Turan
Turan is een niet-bestaand land waarin alle Turken en Turkstalige volkeren verenigd zouden worden. Het land zou zich uit moeten strekken van Turkije, of misschien wel vanaf Wenen, tot aan de Laptevzee of diep in Siberië en het was een idee van de Jong-Turken en later ook van de Grijze Wolven.
[bewerk] Geschiedenis
Het idee ontstond tegen het einde van het Ottomaanse Rijk. De politieke en nationale bewustwording die zich na de Franse Revolutie over Europa had verspreid werd tegen het einde van de 19e eeuw door Ottomaanse intellectuelen opgepikt. Dezen pretendeerden dat de sultan geen absolute zeggenschap zou kunnen hebben over de natie en dat deze onderhevig was aan de wil van het volk.
Rond de eeuwwisseling waren hun ideeën verspeid onder ambtenaren en jonge officieren, die in 1907 een staatsgreep uitvoerden. Hierop werd het parlement, Meclisi Mebusan, bijeengeroepen om de soevereiniteit van het volk te bevestigen. Maar nog in hetzelfde jaar werd een tweede staatsgreep gepleegd door de Jong-Turken, werd de toenmalige sultan vervangen door zijn broer en kwam het parlement volledig in handen van de Jong-Turken.
De Jong-Turken, die zeer nationalistisch waren, moesten met lede ogen aanzien hoe het eens zo grote Ottomaanse rijk de afgelopen tientallen jaren was afgekalfd. De ideeën van Ziya Gökalp, voorvechter van het turanisme, begonnen langzaam maar zeker meer terrein te winnen onder de Jong-Turken. Vooral de Balkanoorlogen hadden hierop een versnellend effect.

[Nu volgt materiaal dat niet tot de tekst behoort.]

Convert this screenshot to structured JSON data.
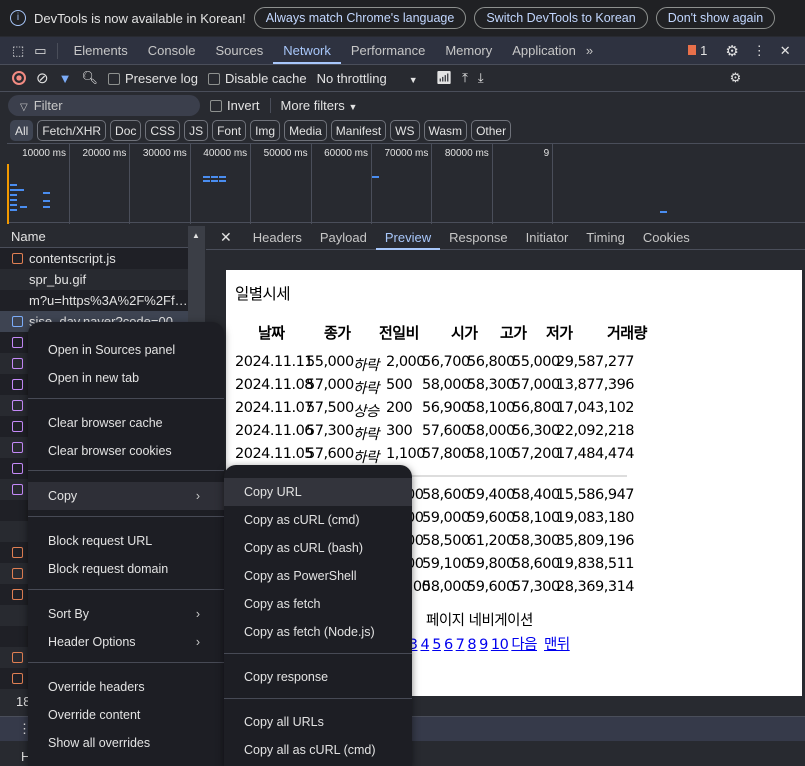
{
  "infobar": {
    "message": "DevTools is now available in Korean!",
    "buttons": [
      "Always match Chrome's language",
      "Switch DevTools to Korean",
      "Don't show again"
    ]
  },
  "tabs": [
    "Elements",
    "Console",
    "Sources",
    "Network",
    "Performance",
    "Memory",
    "Application"
  ],
  "active_tab": "Network",
  "issues_count": "1",
  "toolbar": {
    "preserve_log": "Preserve log",
    "disable_cache": "Disable cache",
    "throttling": "No throttling"
  },
  "filter": {
    "placeholder": "Filter",
    "invert": "Invert",
    "more_filters": "More filters"
  },
  "type_chips": [
    "All",
    "Fetch/XHR",
    "Doc",
    "CSS",
    "JS",
    "Font",
    "Img",
    "Media",
    "Manifest",
    "WS",
    "Wasm",
    "Other"
  ],
  "timeline_ticks": [
    "10000 ms",
    "20000 ms",
    "30000 ms",
    "40000 ms",
    "50000 ms",
    "60000 ms",
    "70000 ms",
    "80000 ms",
    "9"
  ],
  "request_list": {
    "header": "Name",
    "items": [
      "contentscript.js",
      "spr_bu.gif",
      "m?u=https%3A%2F%2Ffina...",
      "sise_day.naver?code=0059..."
    ],
    "footer_count": "18",
    "bottom_letter": "H"
  },
  "detail_tabs": [
    "Headers",
    "Payload",
    "Preview",
    "Response",
    "Initiator",
    "Timing",
    "Cookies"
  ],
  "active_detail_tab": "Preview",
  "preview": {
    "title": "일별시세",
    "headers": [
      "날짜",
      "종가",
      "전일비",
      "시가",
      "고가",
      "저가",
      "거래량"
    ],
    "rows": [
      [
        "2024.11.11",
        "55,000",
        "하락",
        "2,000",
        "56,700",
        "56,800",
        "55,000",
        "29,587,277"
      ],
      [
        "2024.11.08",
        "57,000",
        "하락",
        "500",
        "58,000",
        "58,300",
        "57,000",
        "13,877,396"
      ],
      [
        "2024.11.07",
        "57,500",
        "상승",
        "200",
        "56,900",
        "58,100",
        "56,800",
        "17,043,102"
      ],
      [
        "2024.11.06",
        "57,300",
        "하락",
        "300",
        "57,600",
        "58,000",
        "56,300",
        "22,092,218"
      ],
      [
        "2024.11.05",
        "57,600",
        "하락",
        "1,100",
        "57,800",
        "58,100",
        "57,200",
        "17,484,474"
      ]
    ],
    "rows_partial": [
      [
        "00",
        "58,600",
        "59,400",
        "58,400",
        "15,586,947"
      ],
      [
        "00",
        "59,000",
        "59,600",
        "58,100",
        "19,083,180"
      ],
      [
        "00",
        "58,500",
        "61,200",
        "58,300",
        "35,809,196"
      ],
      [
        "00",
        "59,100",
        "59,800",
        "58,600",
        "19,838,511"
      ],
      [
        ",500",
        "58,000",
        "59,600",
        "57,300",
        "28,369,314"
      ]
    ],
    "nav_label": "페이지 네비게이션",
    "nav_links": [
      "2",
      "3",
      "4",
      "5",
      "6",
      "7",
      "8",
      "9",
      "10",
      "다음",
      "맨뒤"
    ]
  },
  "context_menu": [
    "Open in Sources panel",
    "Open in new tab",
    "Clear browser cache",
    "Clear browser cookies",
    "Copy",
    "Block request URL",
    "Block request domain",
    "Sort By",
    "Header Options",
    "Override headers",
    "Override content",
    "Show all overrides"
  ],
  "copy_submenu": [
    "Copy URL",
    "Copy as cURL (cmd)",
    "Copy as cURL (bash)",
    "Copy as PowerShell",
    "Copy as fetch",
    "Copy as fetch (Node.js)",
    "Copy response",
    "Copy all URLs",
    "Copy all as cURL (cmd)"
  ]
}
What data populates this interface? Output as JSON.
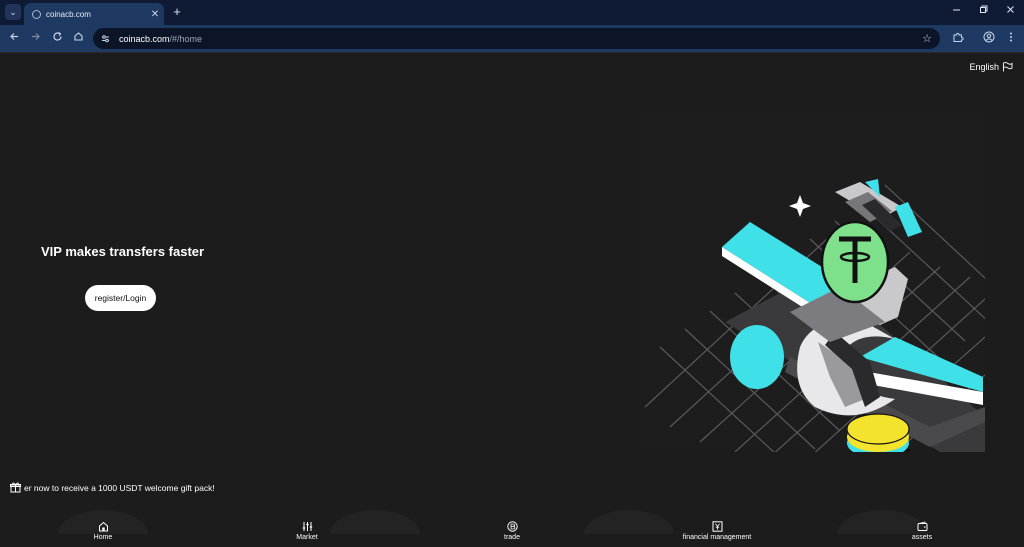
{
  "browser": {
    "tab_title": "coinacb.com",
    "url_host": "coinacb.com",
    "url_path": "/#/home",
    "new_tab_glyph": "+",
    "close_glyph": "✕"
  },
  "header": {
    "language": "English"
  },
  "hero": {
    "title": "VIP makes transfers faster",
    "login_label": "register/Login"
  },
  "promo": {
    "text": "er now to receive a 1000 USDT welcome gift pack!"
  },
  "bottom_nav": {
    "items": [
      {
        "label": "Home",
        "icon": "home-icon"
      },
      {
        "label": "Market",
        "icon": "market-sliders-icon"
      },
      {
        "label": "trade",
        "icon": "bitcoin-icon"
      },
      {
        "label": "financial management",
        "icon": "yen-icon"
      },
      {
        "label": "assets",
        "icon": "wallet-icon"
      }
    ]
  },
  "colors": {
    "background": "#1c1c1d",
    "accent_cyan": "#3fe0e8",
    "accent_green": "#7ee08a",
    "coin_yellow": "#f4e32c"
  }
}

Turanisme was ook één van de belangrijkste redenen voor de toenmalige Jong-Turkse regering om aan de zijde van Duitsland en Oostenrijk-Hongarije deel te nemen aan de Eerste Wereldoorlog. Men hoopte door een overwinning op Rusland het gezag over Centraal-Azië (waar veel Turkstalige volkeren wonen) te krijgen. Maar toen de oorlogskansen zich tegen de Centrale mogendheden keerden, werd met harde hand opgetreden tegen allen die, in de ogen van de Jong-Turken, een gevaar waren voor de staat. Zo werden Koerden, Alevieten, Armeniërs, Grieken, christenen en vele anderen massaal afgeslacht. Na de Eerste Wereldoorlog vluchtte een van de Jong-Turkse leiders, Enver Pasja, naar Centraal-Azië om er een opstand te organiseren en een verenigd Turkestan te stichten. Hij vond echter de dood tijdens een gevecht met de Russen.
Toen na de Grieks-Turkse Oorlog de Republiek Turkije werd gesticht, werd het turanisme door Mustafa Kemal Atatürk officieel verboden. Ambtenaren en officieren die turanistiche ideeën aanhingen, konden rekenen op harde maatregelen, gaande van ontslag tot verbanning. Toch waren er onder zijn bewind personen die het turanisme bleven prediken, zoals Nihat Atsiz.
Toen in 1946 voor het eerst meerdere partijen aan de verkiezingen in Turkije konden deelnemen, zagen de turanisten hun kans schoon om meer in het openbaar te treden. Ze waren echter te verdeeld om daadwerkelijk van politiek belang te zijn. Daar kwam in de jaren 60 van de 20e eeuw verandering in toen Alparslan Türkes de MHP, de partij van de nationalistische beweging, opzette. Deze partij nam in de jaren zeventig en negentig deel aan verschillende Turkse regeringen. De paramilitaire organisatie van deze partij, beter bekend als de Grijze Wolven, was vooral in de jaren zeventig actief met aanslagen op linkse groeperingen. Er wordt zelfs beweerd dat de Grijze Wolven in de jaren '80 van de 20e eeuw het einde hebben ingeluid van de Armeense ASALA.
Na het uiteenvallen van de Sovjet-Unie droomden vele turanisten over de vereniging van de verschillende Turkse landen die net hun onafhankelijkheid hadden verkregen. Maar de realiteit wilde dat deze volkeren, net bevrijd van het Russische juk, absoluut geen zin hadden om op te gaan in een Groot-Turks rijk.